Dirty water, tasty beer, religion and lust – Meguro has it all. We explore the ups and downs of one of Tokyo’s hillier districts.
The 500 Disciples of Mini-Kamakura
The walk down from Meguro station is so steep that you may be forgiven for just running or rolling by Daienji, but you should try to stop and pay the temple grounds a visit. As many of its kind it’s not quite as old as it looks, since the original construction burned down in one of Tokyo’s historic fires. In fact it is rumored that the Great Meiwa fire of 1772 started here. 500 small statues of Buddha disciples have been placed on the grounds in memory of the fire’s over 6,000 casualties. It’s an impressive sight in an unassuming neighborhood, like a small glimpse of Kamakura conveniently put in the city center.
If you’d also like to pay your respects to Meguro’s Shinto side, head further down the hill and past the river to the intersection of Meguro-dori and Yamate-dori for Otori Jinja. Especially in November the shrine is worth a visit, when the days of the rooster are colorfully celebrated, but there are many other fun and tasty matsuri over the course of the year.
The Emperor of Meguro
One of the first things you will see when leaving Daienji and continuing down the hill is a European-style castle that looks like something straight from a Disney movie. Except this one will never be home to any Disney princess, unless the Mouse House ever decides to venture into much cheekier territory. The legendary love hotel Meguro Emperor was built in the 70s, satisfying all the extravagant aesthetic longings of that glorious era, complete with gondolas and slides inside. It fell on hard times when the 70s fell out of favor, changed its concept repeatedly, but returned to its core competencies in the new millennium as a place to love and be loved.
Along the Smelly River
One of the many romantic aspects of the Emperor hotel is its location by the Meguro River. Even though most of the year the river is not much to brag about. For a while it can be fun to make up new names for its daily changing smell and color, but eventually you will run out of ideas. Yet, in sakura season, when the stream is lined on both sides with boisterous cherry trees, its unsavory odor and tint are quickly forgotten. Under the cherry blossoms, you can walk all the way from honest, working-class Shimomeguro to the eternally trendier Nakameguro with its high concentration of stylish boutiques and foreigners sporting beards and buns. If you fancy a beer after a long walk (or even a short walk, or no walk at all), you can sample the crafty brews of the reputable Baird Beer brewery at the Baird Taproom Nakameguro. It was the first of its kind, yet by now it’s certainly not the only one of its kind. If you prefer a less franchised craft beer experience, why not head back to Shimomeguro (take one of many bus lines, if one walk by the river per day is enough for you), and pay a visit to one (or more) of its many craft beer bars.
The Dodo Lives
The Dodo House close to Otori Jinja is one of the latest additions to Meguro’s craft beer scene. It’s also one of its nicest hangouts, with almost daily changing taps, competently chosen wines as well as some hard liquor, and lovingly prepared food, all focused on domestic products. It opened shortly after the similarly themed Another8, which is in the neighborhood of Daienji, located in close proximity to Scent on Meguro-dori, which is hard to miss with its prominent “Beer Here” sign. Let’s not forget the Meguro Tavern (on the other side of the same street) with its homebrews, or the somewhat fancier Meguro Republic on the other side of the station. Are we living in a craft beer bubble? Will it burst sometime soon? Are we partying like its 1989, and will we wake up tomorrow to realize it’s already 1990? Let’s not think about it today.

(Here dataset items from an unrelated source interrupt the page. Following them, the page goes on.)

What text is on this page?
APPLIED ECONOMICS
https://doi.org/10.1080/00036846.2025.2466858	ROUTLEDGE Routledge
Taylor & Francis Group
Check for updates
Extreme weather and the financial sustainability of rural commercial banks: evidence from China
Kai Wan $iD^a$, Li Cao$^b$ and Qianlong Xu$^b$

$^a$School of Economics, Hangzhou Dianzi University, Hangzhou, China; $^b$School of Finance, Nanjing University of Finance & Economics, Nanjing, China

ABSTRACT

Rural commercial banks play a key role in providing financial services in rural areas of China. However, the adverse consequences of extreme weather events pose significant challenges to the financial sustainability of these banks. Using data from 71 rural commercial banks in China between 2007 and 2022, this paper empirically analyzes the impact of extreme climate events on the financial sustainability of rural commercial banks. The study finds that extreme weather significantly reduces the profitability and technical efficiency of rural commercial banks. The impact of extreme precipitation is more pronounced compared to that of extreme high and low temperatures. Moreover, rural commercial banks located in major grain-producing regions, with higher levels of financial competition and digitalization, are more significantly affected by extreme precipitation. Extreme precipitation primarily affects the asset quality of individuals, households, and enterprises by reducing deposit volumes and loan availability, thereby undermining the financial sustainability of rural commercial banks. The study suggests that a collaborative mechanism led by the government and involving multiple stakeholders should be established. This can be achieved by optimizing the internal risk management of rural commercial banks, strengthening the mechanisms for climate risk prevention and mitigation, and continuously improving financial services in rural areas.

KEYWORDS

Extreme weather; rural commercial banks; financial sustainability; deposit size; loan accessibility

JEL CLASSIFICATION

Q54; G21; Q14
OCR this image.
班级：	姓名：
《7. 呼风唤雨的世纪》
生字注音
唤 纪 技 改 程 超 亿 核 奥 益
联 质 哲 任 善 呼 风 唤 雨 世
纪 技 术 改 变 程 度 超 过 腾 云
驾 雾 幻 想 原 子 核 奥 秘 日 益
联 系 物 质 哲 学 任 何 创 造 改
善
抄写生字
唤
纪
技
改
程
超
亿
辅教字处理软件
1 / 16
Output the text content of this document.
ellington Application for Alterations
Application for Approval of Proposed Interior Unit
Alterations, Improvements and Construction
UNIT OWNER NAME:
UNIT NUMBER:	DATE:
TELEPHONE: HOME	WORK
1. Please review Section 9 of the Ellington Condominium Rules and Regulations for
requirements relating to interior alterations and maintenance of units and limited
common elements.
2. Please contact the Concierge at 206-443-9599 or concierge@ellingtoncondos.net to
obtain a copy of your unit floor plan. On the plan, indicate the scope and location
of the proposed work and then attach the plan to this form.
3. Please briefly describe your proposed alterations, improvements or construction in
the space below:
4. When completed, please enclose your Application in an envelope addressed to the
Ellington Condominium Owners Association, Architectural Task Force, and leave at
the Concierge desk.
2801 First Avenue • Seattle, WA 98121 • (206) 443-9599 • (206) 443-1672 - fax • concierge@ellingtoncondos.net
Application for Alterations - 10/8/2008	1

The Many Curries of Meguro
Something that will probably always stay with Meguro is its abundance of curry restaurants. The Megurians seem to be curry-crazy, no matter if Japanese, Indian, Thai or fusion.
The place called Land (almost rubbing shoulders with The Dodo House) specializes in curry (try the pork) and coffee, but you can also find a small, eclectic selection of international beers (in case you still have no idea where to find beer in Meguro). Do you sometimes crave Thai food just like they made at home? Further up the hill, Bangkok Oriental is that kind of big, uncomplicated, English-friendly Thai restaurant that you can find anywhere in the world. That doesn’t always have to be a bad thing. Little English is spoken at Meguro Minato-ya, about halfway between Otori Jinja and Fudō-mae Station on Yamate-dori. Still, the charming mom and pop restaurant has become a lunch favorite among the area’s foreign workforce. Modestly they claim to serve “maybe the best” dry curry in Meguro. They also claim that it only costs you “one coin,” even though the price has gone up to ¥550 a while ago.
It’s still a catch. And it is pretty good. Is it the best in Meguro? Maybe.